Chancellor Gordon Brown confirmed today that the controversial planning gain supplement would be delayed by at least a year in today’s Pre-Budget Report.

As revealed in Property Week last week, the government has continued to back plans for a planning gain supplement, a tax on the uplift in value following a planning consent, despite industry opposition.

It has, however, launched three consultation papers on valuing the tax, paying the tax and the need for changes to planning obligations.

Brown also confirmed that tax incentives on brownfield land would be reviewed and potentially extended to help deliver additional development, in addition to potentially exempting such sites from PGS.

His report says that ‘a workable and effective PGS, alongside a scaled-back planning obligations system, represents a fairer and more effective means of releasing land value to help finance infrastructure’.

It continues to say that ‘given the need to allow markets sufficient time to adjust to the new regime, the government now proposes that a workable and effective PGS would not be introduced earlier than 2009’.

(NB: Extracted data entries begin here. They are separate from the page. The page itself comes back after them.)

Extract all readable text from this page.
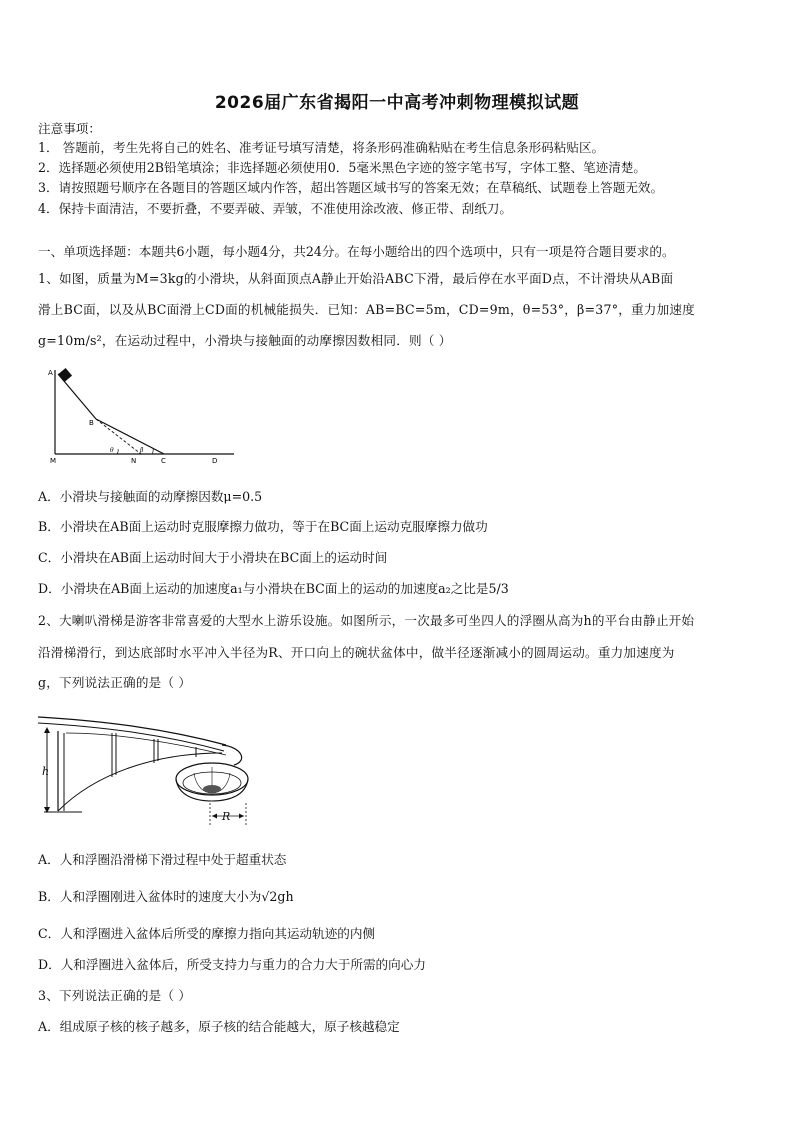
2026届广东省揭阳一中高考冲刺物理模拟试题
注意事项：
1． 答题前，考生先将自己的姓名、准考证号填写清楚，将条形码准确粘贴在考生信息条形码粘贴区。
2．选择题必须使用2B铅笔填涂；非选择题必须使用0．5毫米黑色字迹的签字笔书写，字体工整、笔迹清楚。
3．请按照题号顺序在各题目的答题区域内作答，超出答题区域书写的答案无效；在草稿纸、试题卷上答题无效。
4．保持卡面清洁，不要折叠，不要弄破、弄皱，不准使用涂改液、修正带、刮纸刀。
一、单项选择题：本题共6小题，每小题4分，共24分。在每小题给出的四个选项中，只有一项是符合题目要求的。
1、如图，质量为M=3kg的小滑块，从斜面顶点A静止开始沿ABC下滑，最后停在水平面D点，不计滑块从AB面
滑上BC面，以及从BC面滑上CD面的机械能损失．已知：AB=BC=5m，CD=9m，θ=53°，β=37°，重力加速度
g=10m/s²，在运动过程中，小滑块与接触面的动摩擦因数相同．则（ ）
A
B
M	N	C	D
θ	β
A．小滑块与接触面的动摩擦因数μ=0.5
B．小滑块在AB面上运动时克服摩擦力做功，等于在BC面上运动克服摩擦力做功
C．小滑块在AB面上运动时间大于小滑块在BC面上的运动时间
D．小滑块在AB面上运动的加速度a₁与小滑块在BC面上的运动的加速度a₂之比是5/3
2、大喇叭滑梯是游客非常喜爱的大型水上游乐设施。如图所示，一次最多可坐四人的浮圈从高为h的平台由静止开始
沿滑梯滑行，到达底部时水平冲入半径为R、开口向上的碗状盆体中，做半径逐渐减小的圆周运动。重力加速度为
g，下列说法正确的是（ ）
h
R
A．人和浮圈沿滑梯下滑过程中处于超重状态
B．人和浮圈刚进入盆体时的速度大小为√2gh
C．人和浮圈进入盆体后所受的摩擦力指向其运动轨迹的内侧
D．人和浮圈进入盆体后，所受支持力与重力的合力大于所需的向心力
3、下列说法正确的是（ ）
A．组成原子核的核子越多，原子核的结合能越大，原子核越稳定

The Government is still considering lowering tax thresholds for small-scale non-residential development, but makes no mention of the level of the tax other than to call it ‘modest’.

The report says that at least 70% of PGS revenues would be hypothecated for local infrastructure priorities and would be returned to the local authority area in which they were generated. Remaining PGS funds would be returned to the regions to help finance strategic infrastructure projects.

The report also backed yesterday’s Barker review of land use planning, saying it agreed with her overall analysis.

As widely expected, the government will now set out its proposals for planning in a white paper to be launched in the spring.